Brent crude rose towards $108 a barrel on Friday after posting its biggest daily percentage drop in six months in the previous session, although expectations for a rise in Libyan supply and speculation of a build up in U.S. stockpiles capped gains.
A rebalancing of commodity portfolios by asset managers also added to the volatility in oil prices.
Brent rose 21 cents to $107.99 by 0339 GMT after a 2.7 percent drop on Thursday, the largest since late June.
U.S. crude hit a one-month low of $95.27, down 17 cents, after posting its biggest daily fall since November 2012.
"The strong inventories decline that we had in recent weeks are very likely linked to tax management at year-end than true underlying strength in demand," said Mark Keenan, head of commodities research in Asia at Societe Generale, referring to U.S. crude stocks.

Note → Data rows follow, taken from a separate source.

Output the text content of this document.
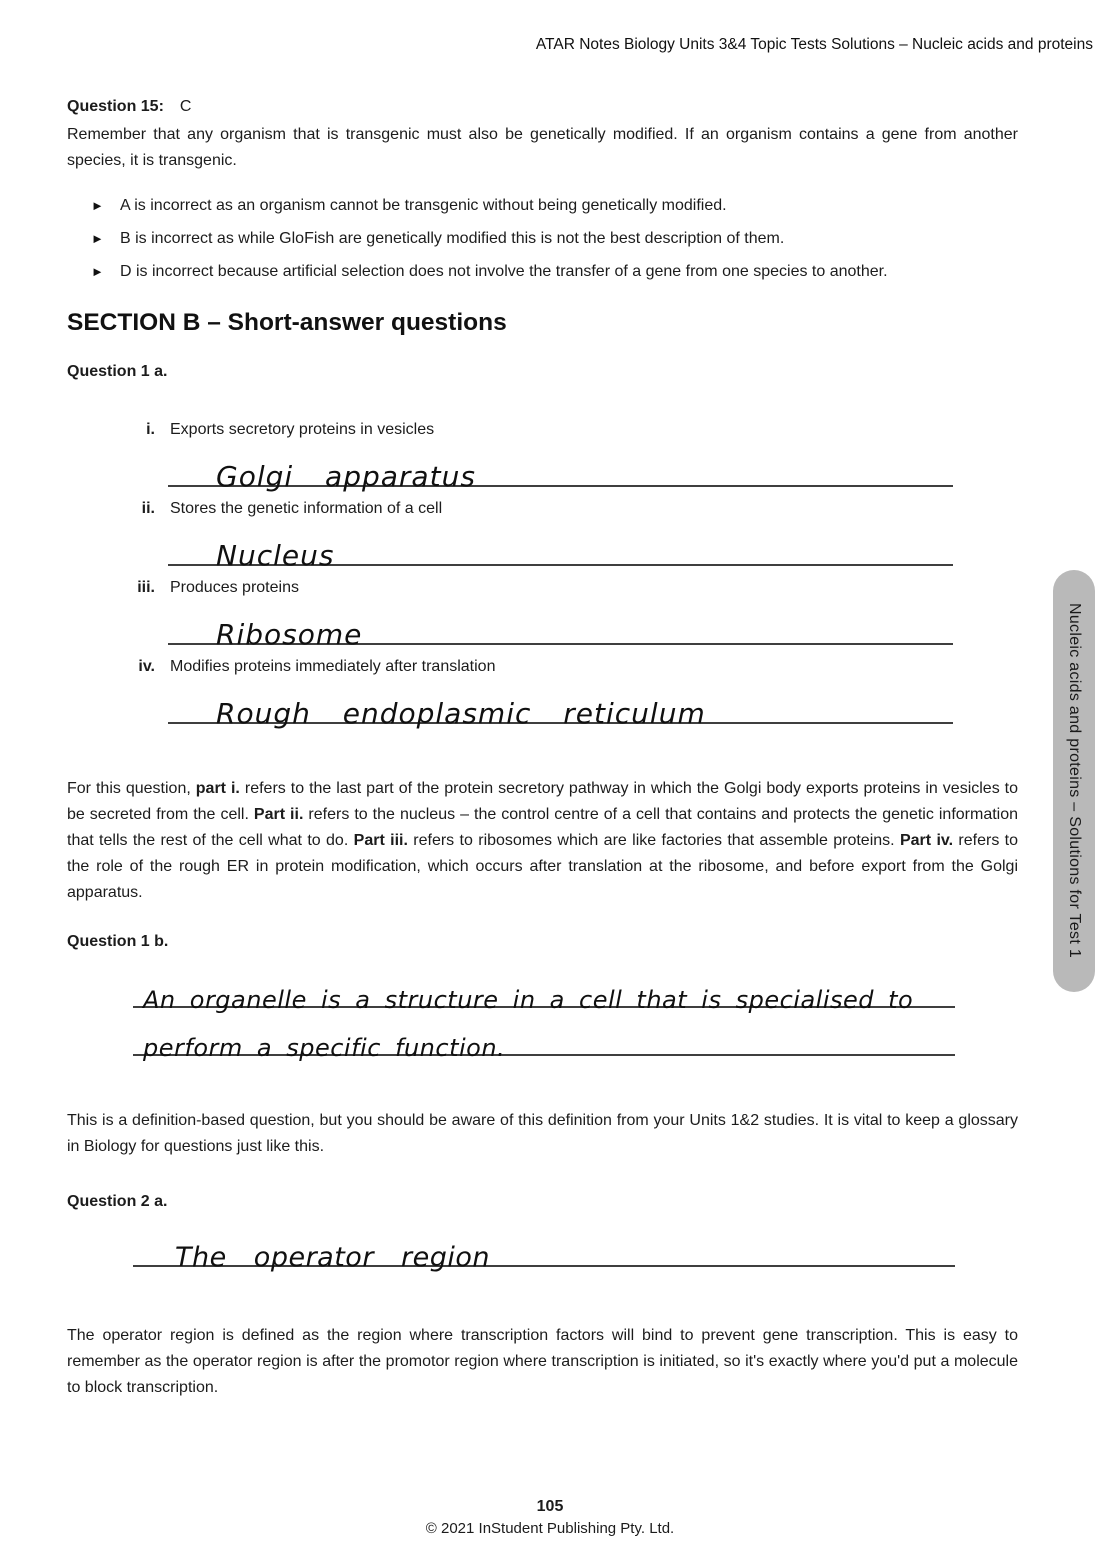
ATAR Notes Biology Units 3&4 Topic Tests Solutions – Nucleic acids and proteins
Question 15: C
Remember that any organism that is transgenic must also be genetically modified. If an organism contains a gene from another species, it is transgenic.
► A is incorrect as an organism cannot be transgenic without being genetically modified.
► B is incorrect as while GloFish are genetically modified this is not the best description of them.
► D is incorrect because artificial selection does not involve the transfer of a gene from one species to another.
SECTION B – Short-answer questions
Question 1 a.
i. Exports secretory proteins in vesicles
Golgi apparatus
ii. Stores the genetic information of a cell
Nucleus
iii. Produces proteins
Ribosome
iv. Modifies proteins immediately after translation
Rough endoplasmic reticulum
For this question, part i. refers to the last part of the protein secretory pathway in which the Golgi body exports proteins in vesicles to be secreted from the cell. Part ii. refers to the nucleus – the control centre of a cell that contains and protects the genetic information that tells the rest of the cell what to do. Part iii. refers to ribosomes which are like factories that assemble proteins. Part iv. refers to the role of the rough ER in protein modification, which occurs after translation at the ribosome, and before export from the Golgi apparatus.
Question 1 b.
An organelle is a structure in a cell that is specialised to
perform a specific function.
This is a definition-based question, but you should be aware of this definition from your Units 1&2 studies. It is vital to keep a glossary in Biology for questions just like this.
Question 2 a.
The operator region
The operator region is defined as the region where transcription factors will bind to prevent gene transcription. This is easy to remember as the operator region is after the promotor region where transcription is initiated, so it's exactly where you'd put a molecule to block transcription.
Nucleic acids and proteins – Solutions for Test 1
105
© 2021 InStudent Publishing Pty. Ltd.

"There's been talk about how over the next few weeks there's going to be some heavy inventory builds."
A report by industry group Genscape showed a one million barrel rise in stockpiles at Cushing, Oklahoma, the benchmark delivery point for U.S. oil futures.
The United States could also tighten regulations on crude-by-rail shipments after an explosion in North Dakota on Monday. This may lead to higher transportation costs and create supply gluts that could depress U.S. crude prices, Phillip Futures analyst Tan Cheet Tat said.
Analysts however expect official U.S. weekly data, to be released later on Friday, to show a fifth consecutive draw in nationwide crude inventories.